La pandemia de COVID-19 fue un condicionante innegable en 2020. Dio lugar a un alentador impulso solidario, que pareció suturar la grieta política que es la causa fundamental de la terrible grieta social que sufre el país.
El primer año de gobierno del Alberto Fernández arroja un balance desalentador, en el que se destaca, fundamentalmente, un gran interrogante acerca de cuál es el proyecto de país y cuáles los objetivos de corto, mediano y largo plazo. En otras palabras, ni la gestión, ni los discursos del presidente, ni tampoco las manifestaciones del resto del oficialismo muestran un plan de gobierno que genere un mínimo de esperanza.
La pandemia de COVID-19 fue un condicionante innegable en 2020. Dio lugar a un alentador impulso solidario, que pareció suturar la grieta política que es la causa fundamental de la terrible grieta social que sufre el país. Sin embargo, los resultados sanitarios no ayudaron, los problemas económicos graves que venían de arrastre se profundizaron y, finalmente, las imprudencias verbales (especialmente del oficialismo) terminaron convirtiendo a la pandemia y a las vacunas en argumentos de barricada, mientras se producía el abandono masivo de la cuarentena y proliferaban las críticas por la pérdida del año escolar.
Estas fragilidades políticas se potencian con los enfrentamientos, a veces infantiles, con la oposición.
Si bien la presidencia de Mauricio Macri dejó un saldo negativo especialmente en materia económica, la realidad es que el país afronta una crisis estructural que no se resolverá con amateurismo político. Ningún gobierno puede tener éxito si no es capaz de mirar la realidad de fondo y es por eso, tal vez, que llevamos tantos fracasos acumulados a lo largo de medio siglo.
En este primer año de gestión, todo parece anticipar que marchamos hacia una nueva frustración. Y en este caso, a la grieta ideológica que divide a nuestra sociedad se añade la fractura interna de la coalición gobernante, en la cual las diferencias entre el primer mandatario y la vicepresidenta son indisimulables.
Un plan de gobierno, además de indispensable para planificar decisiones a largo plazo, es un factor convocante. Requiere una serie de condiciones tales como objetivos, evaluación de recursos e instrumentos, disposiciones legales y la voluntad de todos los sectores para llevarlo adelante.
Pero el gobierno debe garantizar la seguridad política y jurídica a quienes han de invertir su capital en ese contexto. No solo no hay definiciones de objetivos para el desarrollo comercial, industrial, tecnológico y agroganadero, sino que además el oficialismo tiende a erosionar esa seguridad. La ambigüedad frente a la usurpación de tierras privadas, el agravio y desconocimiento de funcionarios a los legítimos propietarios, el discurso discriminatorio y la condescendencia hacia un provocador como Juan Grabois y su plan de repoblación del país, convierten a la seguridad jurídica y a la convivencia en un tembladeral.

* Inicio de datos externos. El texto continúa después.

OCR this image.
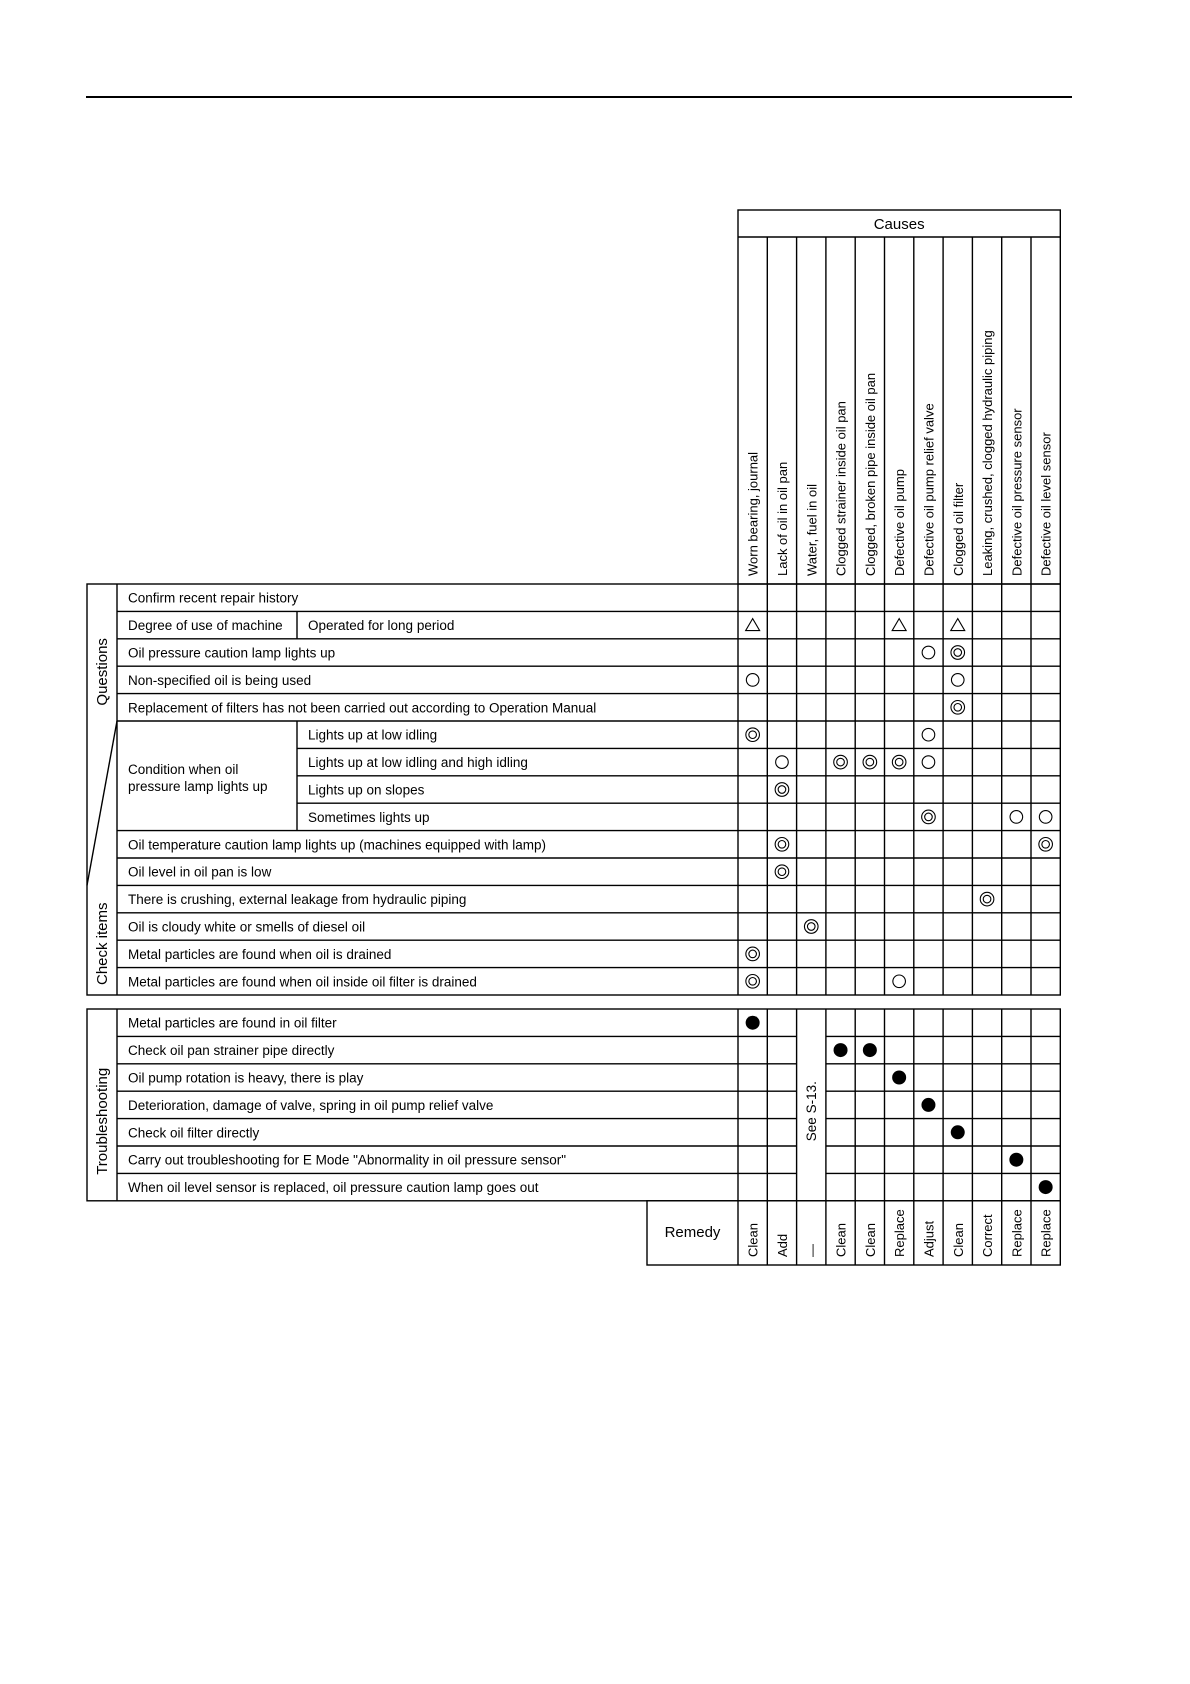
Causes
Worn bearing, journal Lack of oil in oil pan Water, fuel in oil Clogged strainer inside oil pan Clogged, broken pipe inside oil pan Defective oil pump Defective oil pump relief valve Clogged oil filter Leaking, crushed, clogged hydraulic piping Defective oil pressure sensor Defective oil level sensor
Questions
Check items
Condition when oil pressure lamp lights up
Confirm recent repair history
Degree of use of machine Operated for long period
Oil pressure caution lamp lights up
Non-specified oil is being used
Replacement of filters has not been carried out according to Operation Manual
Lights up at low idling
Lights up at low idling and high idling
Lights up on slopes
Sometimes lights up
Oil temperature caution lamp lights up (machines equipped with lamp)
Oil level in oil pan is low
There is crushing, external leakage from hydraulic piping
Oil is cloudy white or smells of diesel oil
Metal particles are found when oil is drained
Metal particles are found when oil inside oil filter is drained
Troubleshooting	See S-13.
Metal particles are found in oil filter
Check oil pan strainer pipe directly
Oil pump rotation is heavy, there is play
Deterioration, damage of valve, spring in oil pump relief valve
Check oil filter directly
Carry out troubleshooting for E Mode "Abnormality in oil pressure sensor"
When oil level sensor is replaced, oil pressure caution lamp goes out
Remedy Clean Add — Clean Clean Replace Adjust Clean Correct Replace Replace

Al mismo tiempo, la ostensible presión de Cristina Fernández de Kirchner sobre la Justicia para tratar de asegurarse la impunidad en las causas en las que ella y su hijo están procesados por corrupción no solo amenaza a las instituciones de la república sino que parece convertirse en la preocupación central del gobierno. Está claro que el país tiene preocupaciones mucho más profundas que la suerte judicial de la vicepresidente.
Con 20 millones de pobres, entre los cuales 5 millones son indigentes y 2 millones, niños y adolescentes con hambre, la Argentina necesita empezar a mirar a la política como construcción de un país y no como caja de empleo para dirigentes y militantes sin formación profesional.
La caída histórica de la actividad y el derrumbe de la inversión, en ambos casos por debajo de los niveles de 2002, destruyeron cuatro millones de puestos de trabajo. La responsabilidad de plantear un plan para resolver semejante catástrofe es del gobierno en ejercicio. Concretamente, del presidente. Con la emisión extraordinaria dispuesta para asistir a los sectores vulnerables y la desaparición de las reservas, la inflación y la devaluación son amenazas perentorias sobre una economía excesivamente frágil. Pero tanto la coyuntura como las perspectivas de largo plazo requieren medidas consensuadas, urgentes y transparentes. Es difícil, pero si no se alcanzan, las instituciones de la democracia y la paz social correrán enorme riesgo.